On Jan 4, 2023, at 5:18 PM, William Herrin <[email protected]> wrote:
> On Wed, Jan 4, 2023 at 5:10 PM David Conrad <[email protected]> wrote:
>> On Jan 4, 2023, at 2:32 PM, William Herrin <[email protected]> wrote:
>>> However, since /48 is also the minimum Internet routable size,
>> Sorry, what?  Out of 172,457 IPv6 prefixes seen at AMSIX (according to 
>> routeviews) on 2023-01-01, counts of prefixes longer than 48:
> Sorry, I didn't realize I'd be called out for insufficient pedantry.

You’re aware you’re on the Internet, right?

> The minimum IPv6 size _ubiquitously accepted_ into folks' Internet BGP
> tables is /48. As with IPv4's /24 boundary, some folks accept longer
> prefixes. As with IPv4, -some- is not enough.

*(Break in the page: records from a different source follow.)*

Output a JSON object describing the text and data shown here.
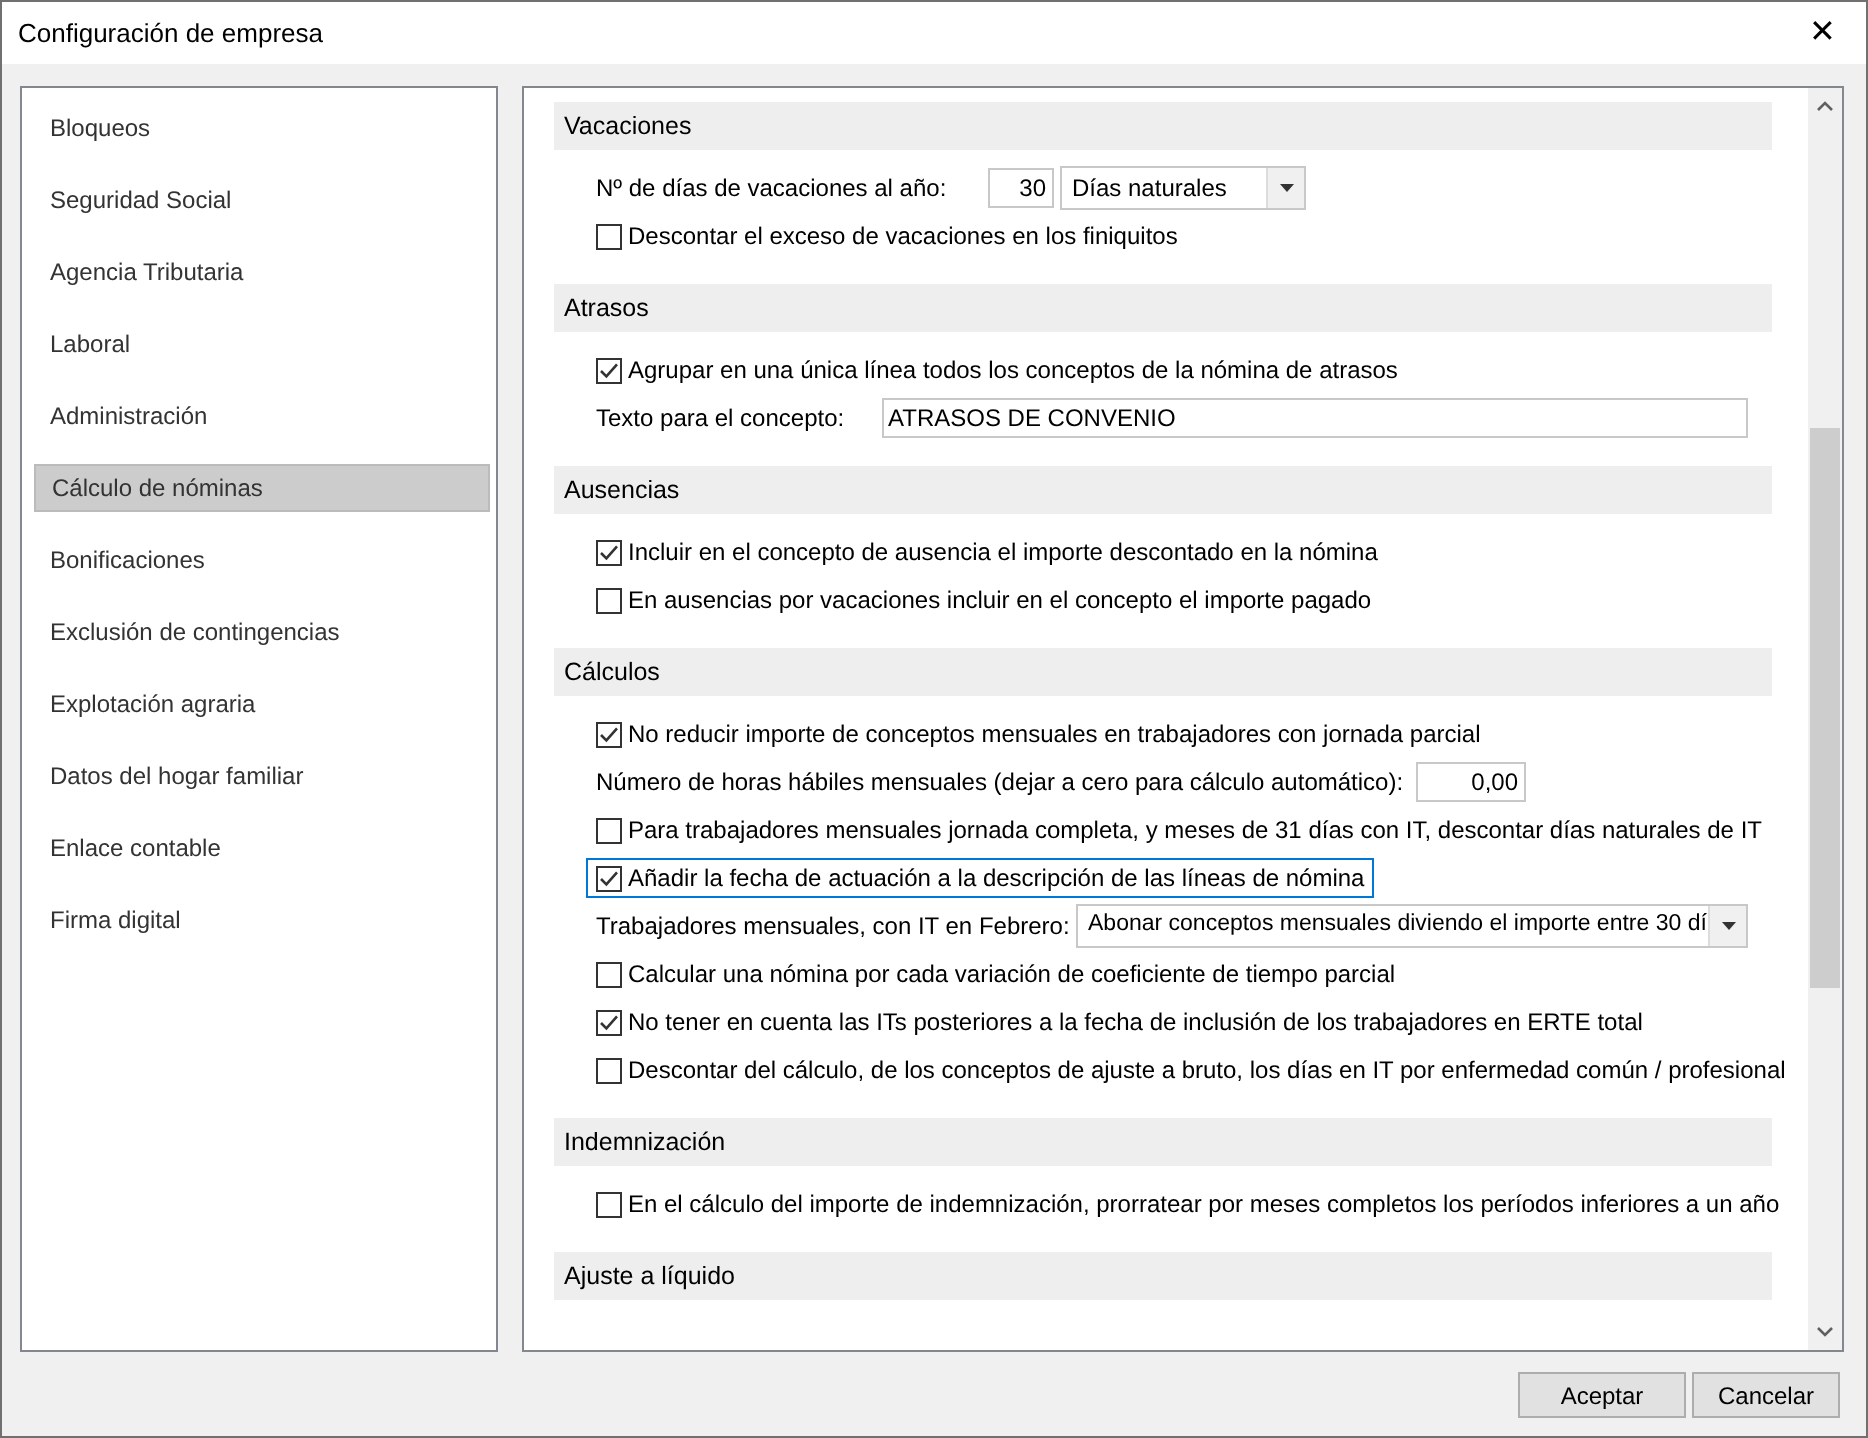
{
  "window": {
    "title": "Configuración de empresa",
    "close": "✕"
  },
  "sidebar": {
    "items": [
      {
        "label": "Bloqueos",
        "selected": false
      },
      {
        "label": "Seguridad Social",
        "selected": false
      },
      {
        "label": "Agencia Tributaria",
        "selected": false
      },
      {
        "label": "Laboral",
        "selected": false
      },
      {
        "label": "Administración",
        "selected": false
      },
      {
        "label": "Cálculo de nóminas",
        "selected": true
      },
      {
        "label": "Bonificaciones",
        "selected": false
      },
      {
        "label": "Exclusión de contingencias",
        "selected": false
      },
      {
        "label": "Explotación agraria",
        "selected": false
      },
      {
        "label": "Datos del hogar familiar",
        "selected": false
      },
      {
        "label": "Enlace contable",
        "selected": false
      },
      {
        "label": "Firma digital",
        "selected": false
      }
    ]
  },
  "sections": [
    {
      "title": "Vacaciones",
      "rows": [
        {
          "kind": "days",
          "label": "Nº de días de vacaciones al año:",
          "value": "30",
          "select": "Días naturales"
        },
        {
          "kind": "checkbox",
          "label": "Descontar el exceso de vacaciones en los finiquitos",
          "checked": false,
          "focused": false
        }
      ]
    },
    {
      "title": "Atrasos",
      "rows": [
        {
          "kind": "checkbox",
          "label": "Agrupar en una única línea todos los conceptos de la nómina de atrasos",
          "checked": true,
          "focused": false
        },
        {
          "kind": "text",
          "label": "Texto para el concepto:",
          "value": "ATRASOS DE CONVENIO"
        }
      ]
    },
    {
      "title": "Ausencias",
      "rows": [
        {
          "kind": "checkbox",
          "label": "Incluir en el concepto de ausencia el importe descontado en la nómina",
          "checked": true,
          "focused": false
        },
        {
          "kind": "checkbox",
          "label": "En ausencias por vacaciones incluir en el concepto el importe pagado",
          "checked": false,
          "focused": false
        }
      ]
    },
    {
      "title": "Cálculos",
      "rows": [
        {
          "kind": "checkbox",
          "label": "No reducir importe de conceptos mensuales en trabajadores con jornada parcial",
          "checked": true,
          "focused": false
        },
        {
          "kind": "hours",
          "label": "Número de horas hábiles mensuales (dejar a cero para cálculo automático):",
          "value": "0,00"
        },
        {
          "kind": "checkbox",
          "label": "Para trabajadores mensuales jornada completa, y meses de 31 días con IT, descontar días naturales de IT",
          "checked": false,
          "focused": false
        },
        {
          "kind": "checkbox",
          "label": "Añadir la fecha de actuación a la descripción de las líneas de nómina",
          "checked": true,
          "focused": true
        },
        {
          "kind": "select",
          "label": "Trabajadores mensuales, con IT en Febrero:",
          "select": "Abonar conceptos mensuales diviendo el importe entre 30 dí"
        },
        {
          "kind": "checkbox",
          "label": "Calcular una nómina por cada variación de coeficiente de tiempo parcial",
          "checked": false,
          "focused": false
        },
        {
          "kind": "checkbox",
          "label": "No tener en cuenta las ITs posteriores a la fecha de inclusión de los trabajadores en ERTE total",
          "checked": true,
          "focused": false
        },
        {
          "kind": "checkbox",
          "label": "Descontar del cálculo, de los conceptos de ajuste a bruto, los días en IT por enfermedad común / profesional",
          "checked": false,
          "focused": false
        }
      ]
    },
    {
      "title": "Indemnización",
      "rows": [
        {
          "kind": "checkbox",
          "label": "En el cálculo del importe de indemnización, prorratear por meses completos los períodos inferiores a un año",
          "checked": false,
          "focused": false
        }
      ]
    },
    {
      "title": "Ajuste a líquido"
    }
  ],
  "buttons": [
    "Aceptar",
    "Cancelar"
  ]
}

“Ubiquitous".  Like /24 in IPv4 was ubiquitous until Sprint (the 800 lbs 
gorilla at the time) started filtering at /19? The point being that arbitrary 
boundaries are overly simplistic: there aren’t hard rules here, only local 
policy.  But you know this.

Anyhow, back to the original question:

On Wed, Jan 4, 2023 at 11:52 AM Fernando Frediani <[email protected] 
<mailto:[email protected]>> wrote:
> I always found a bit strange (not only in ARIN) to have this distinction 
> between ISP and End-user. In practice things should not differ much. Only 
> thing that would possible remain slightly different are the details of 
> justifications that must be provided and the size of the block to be 
> allocated.
> 
In practice, ISPs tend to grow much more and more quickly than end user 
networks.
> Another thing that I wanted to understand better is the reasoning to allocate 
> a significant smaller IPv6 block to a said end-user organization given it is 
> not so scarce resource. At least a /40 should be minimal default for an 
> end-user (not a /48) and a /32 for any size of ISP.
> 
You might want to look at RFC 6177.
> For now my personal impression is to create some artificial scarcity in order 
> to have different levels of Service Category.
> 

Never attribute to malice what can be more easily explained by inertia.